Diversas casas abandonadas da região central foram invadidas pela polícia, que buscava criminosos escondidos nestes locais. “Numa casa perto do Hospital Regional, fizemos buscas à procura de suspeitos. Não havia ninguém no local, mas ficou constatado que o imóvel vem servido de esconderijo para viciados e desocupados. A prefeitura será informada da situação e o proprietário deverá ser notificado”, disse o delegado. 

APREENSÃO DE TÊNIS
Numa ação integrada entre os agentes da DIG e Dise, 316 pares de tênis falsificados foram apreendidos.

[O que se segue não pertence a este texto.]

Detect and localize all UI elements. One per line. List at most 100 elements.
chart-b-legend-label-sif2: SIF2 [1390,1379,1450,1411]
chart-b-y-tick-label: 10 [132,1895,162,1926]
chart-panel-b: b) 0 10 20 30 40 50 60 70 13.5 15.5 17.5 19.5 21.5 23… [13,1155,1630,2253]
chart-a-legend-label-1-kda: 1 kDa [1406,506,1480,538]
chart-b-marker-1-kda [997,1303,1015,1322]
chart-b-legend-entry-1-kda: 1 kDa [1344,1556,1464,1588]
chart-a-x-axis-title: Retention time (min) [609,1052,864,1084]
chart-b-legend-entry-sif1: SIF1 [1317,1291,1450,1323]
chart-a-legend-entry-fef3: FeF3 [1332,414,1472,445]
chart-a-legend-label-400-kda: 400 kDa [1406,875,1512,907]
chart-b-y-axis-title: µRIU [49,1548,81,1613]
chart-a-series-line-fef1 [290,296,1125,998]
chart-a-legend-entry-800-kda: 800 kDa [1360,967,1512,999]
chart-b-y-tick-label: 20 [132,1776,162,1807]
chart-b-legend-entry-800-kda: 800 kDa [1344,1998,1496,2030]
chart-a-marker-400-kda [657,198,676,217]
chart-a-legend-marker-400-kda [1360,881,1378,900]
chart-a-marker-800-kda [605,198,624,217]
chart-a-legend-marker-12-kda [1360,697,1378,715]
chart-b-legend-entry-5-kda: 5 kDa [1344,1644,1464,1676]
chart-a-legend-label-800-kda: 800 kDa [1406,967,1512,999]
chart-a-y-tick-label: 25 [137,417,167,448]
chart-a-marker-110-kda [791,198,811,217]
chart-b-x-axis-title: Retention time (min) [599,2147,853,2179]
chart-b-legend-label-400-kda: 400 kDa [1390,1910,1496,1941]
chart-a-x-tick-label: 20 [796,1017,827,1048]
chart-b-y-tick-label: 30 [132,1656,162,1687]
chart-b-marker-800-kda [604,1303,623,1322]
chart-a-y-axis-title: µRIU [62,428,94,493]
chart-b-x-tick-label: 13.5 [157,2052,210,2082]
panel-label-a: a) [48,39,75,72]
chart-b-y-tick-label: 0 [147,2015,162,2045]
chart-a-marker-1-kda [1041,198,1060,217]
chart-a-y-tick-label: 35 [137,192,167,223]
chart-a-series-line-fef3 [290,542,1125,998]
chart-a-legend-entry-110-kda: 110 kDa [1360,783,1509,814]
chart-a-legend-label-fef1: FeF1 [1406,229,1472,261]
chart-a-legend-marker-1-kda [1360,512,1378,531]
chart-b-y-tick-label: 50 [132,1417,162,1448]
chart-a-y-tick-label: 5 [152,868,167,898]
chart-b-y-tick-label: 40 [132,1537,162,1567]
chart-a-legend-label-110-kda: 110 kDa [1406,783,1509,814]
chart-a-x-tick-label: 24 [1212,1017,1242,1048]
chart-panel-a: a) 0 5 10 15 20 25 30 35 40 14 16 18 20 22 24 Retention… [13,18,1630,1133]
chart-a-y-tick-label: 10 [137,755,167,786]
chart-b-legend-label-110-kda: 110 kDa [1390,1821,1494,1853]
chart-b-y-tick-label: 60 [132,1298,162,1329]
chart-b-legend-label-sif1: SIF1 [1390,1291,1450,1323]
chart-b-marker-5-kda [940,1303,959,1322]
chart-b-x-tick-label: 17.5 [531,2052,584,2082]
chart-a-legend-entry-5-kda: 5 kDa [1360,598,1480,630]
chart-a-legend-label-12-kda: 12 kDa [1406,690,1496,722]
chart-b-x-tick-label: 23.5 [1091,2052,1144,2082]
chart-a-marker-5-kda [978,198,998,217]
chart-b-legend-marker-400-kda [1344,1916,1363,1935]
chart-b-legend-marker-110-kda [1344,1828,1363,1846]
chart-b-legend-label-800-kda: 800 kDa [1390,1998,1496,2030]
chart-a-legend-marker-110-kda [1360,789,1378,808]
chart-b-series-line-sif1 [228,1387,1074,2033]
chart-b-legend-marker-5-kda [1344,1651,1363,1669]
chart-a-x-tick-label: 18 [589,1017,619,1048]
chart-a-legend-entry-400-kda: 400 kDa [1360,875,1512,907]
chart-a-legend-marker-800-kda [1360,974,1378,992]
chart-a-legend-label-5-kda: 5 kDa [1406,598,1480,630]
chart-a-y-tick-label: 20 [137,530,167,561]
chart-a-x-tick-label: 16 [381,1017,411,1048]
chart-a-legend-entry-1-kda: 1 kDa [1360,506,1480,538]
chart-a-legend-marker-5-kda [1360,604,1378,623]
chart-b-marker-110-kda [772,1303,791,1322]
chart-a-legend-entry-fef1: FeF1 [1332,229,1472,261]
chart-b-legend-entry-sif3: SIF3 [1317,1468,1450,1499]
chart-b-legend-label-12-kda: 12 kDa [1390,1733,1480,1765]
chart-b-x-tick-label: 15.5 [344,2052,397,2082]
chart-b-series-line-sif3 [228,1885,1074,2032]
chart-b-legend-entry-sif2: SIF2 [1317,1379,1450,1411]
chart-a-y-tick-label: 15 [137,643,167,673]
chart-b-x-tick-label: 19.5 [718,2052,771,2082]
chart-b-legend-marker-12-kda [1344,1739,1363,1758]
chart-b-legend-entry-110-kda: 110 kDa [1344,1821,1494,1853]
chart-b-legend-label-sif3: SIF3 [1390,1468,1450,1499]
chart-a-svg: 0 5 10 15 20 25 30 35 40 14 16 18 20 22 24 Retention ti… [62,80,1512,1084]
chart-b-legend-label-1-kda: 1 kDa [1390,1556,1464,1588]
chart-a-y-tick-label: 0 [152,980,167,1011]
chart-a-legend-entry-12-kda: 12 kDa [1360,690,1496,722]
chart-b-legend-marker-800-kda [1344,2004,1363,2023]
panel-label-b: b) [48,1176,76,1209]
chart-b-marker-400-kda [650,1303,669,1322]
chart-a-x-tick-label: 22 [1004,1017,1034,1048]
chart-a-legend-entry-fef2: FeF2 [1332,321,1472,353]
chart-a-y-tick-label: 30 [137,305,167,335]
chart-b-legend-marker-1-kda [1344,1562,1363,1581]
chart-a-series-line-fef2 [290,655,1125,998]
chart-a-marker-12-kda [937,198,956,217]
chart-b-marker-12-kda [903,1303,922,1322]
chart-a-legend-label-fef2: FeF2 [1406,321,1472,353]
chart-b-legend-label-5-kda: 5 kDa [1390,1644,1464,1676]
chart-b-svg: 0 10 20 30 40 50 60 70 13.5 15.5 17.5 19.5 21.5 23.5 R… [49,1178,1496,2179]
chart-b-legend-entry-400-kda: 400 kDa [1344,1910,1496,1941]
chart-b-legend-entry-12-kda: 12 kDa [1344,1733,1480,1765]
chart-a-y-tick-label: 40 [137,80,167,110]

Um veículo Omega em alta velocidade com quatro homens em seu interior, na Avenida Brasil, despertou a atenção dos investigadores Marcos Euclides e Renato Silva, que seguiram o carro até uma residência no Jardim Paulistano. “Vimos que o motorista estava dando ‘cavalo de pau’ na via e o seguimos com uma de nossas viaturas descaracterizadas. Os ocupantes entraram em uma casa e logo um deles saiu no mesmo carro. Abordamos o suspeito e constatamos que dentro do veículo havia vários pares de tênis falsificados. Voltamos e entramos na casa, onde mais tênis de várias marcas falsificadas foram apreendidos”, disse Euclides.